The average speed of the streetcar, assuming that stretch of streetcar line to be 2.4 miles, would be about 10mph. The minimum speed that the aforementioned PDF from the Streetcar folks is 7mph. Both Google and the Streetcar folks assume 3mph walking average speed.

I tend to walk about 4-5mph but can go faster when needed. I would definitely be able to beat it if there were some headway involved--an even race would be interesting, and I've been wanting to try it for awhile.

And regarding the plan in the PDF--I see they're extending a line into Washington County--gotta love Portland imperialism.

I concur with John. I use to walk to work from NW Marshall and 24th to the Standard Plaza Building across from the Portland Building in 20 minutes. It took me 35 minutes to go from Good Sam (even two blocks closer)to a point four blocks away from Standard Plaza (the closest point) by trolley. Six blocks total in less distance than the walking scenario. And I'm a little chubby.

The problem with those Google calculations is that they utilize different routes. The walking routes they chose are rather hilly and would likely be slow. ...

Choose any route you want.

I've got $100. And yes, it's going to be an even race -- you don't get to count the time waiting for the streetcar to arrive as part of the trip time.

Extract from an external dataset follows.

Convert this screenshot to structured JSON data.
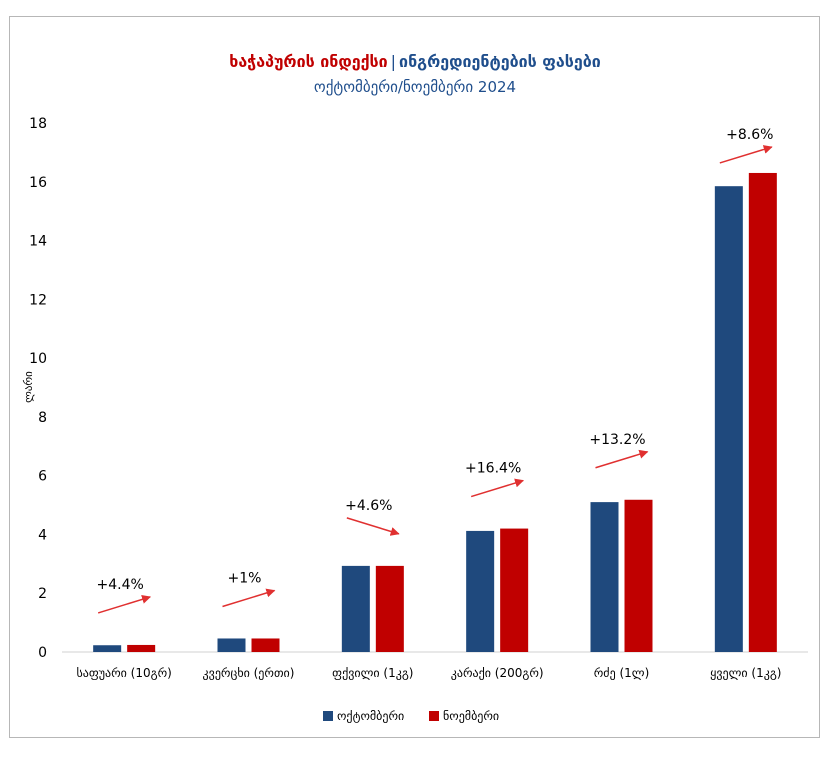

Given enough of a headstart of "waiting time", I could walk across America faster than you could fly across it. Please.

Good Sam to the Urban Center. You walk. I'll ride. $100. Let's go.

If it's 4:30 on a rainy weekday afternoon in late November, you could lose.

Snethen and I tried this very thing once. It was mid-afternoon, summer, no traffic, four years ago. We only got as far as 11th and Glisan before the streetcar passed us.

But if it were rush hour and bad weather, we probably would have gotten further. A lot further. I'd guess at least Stark.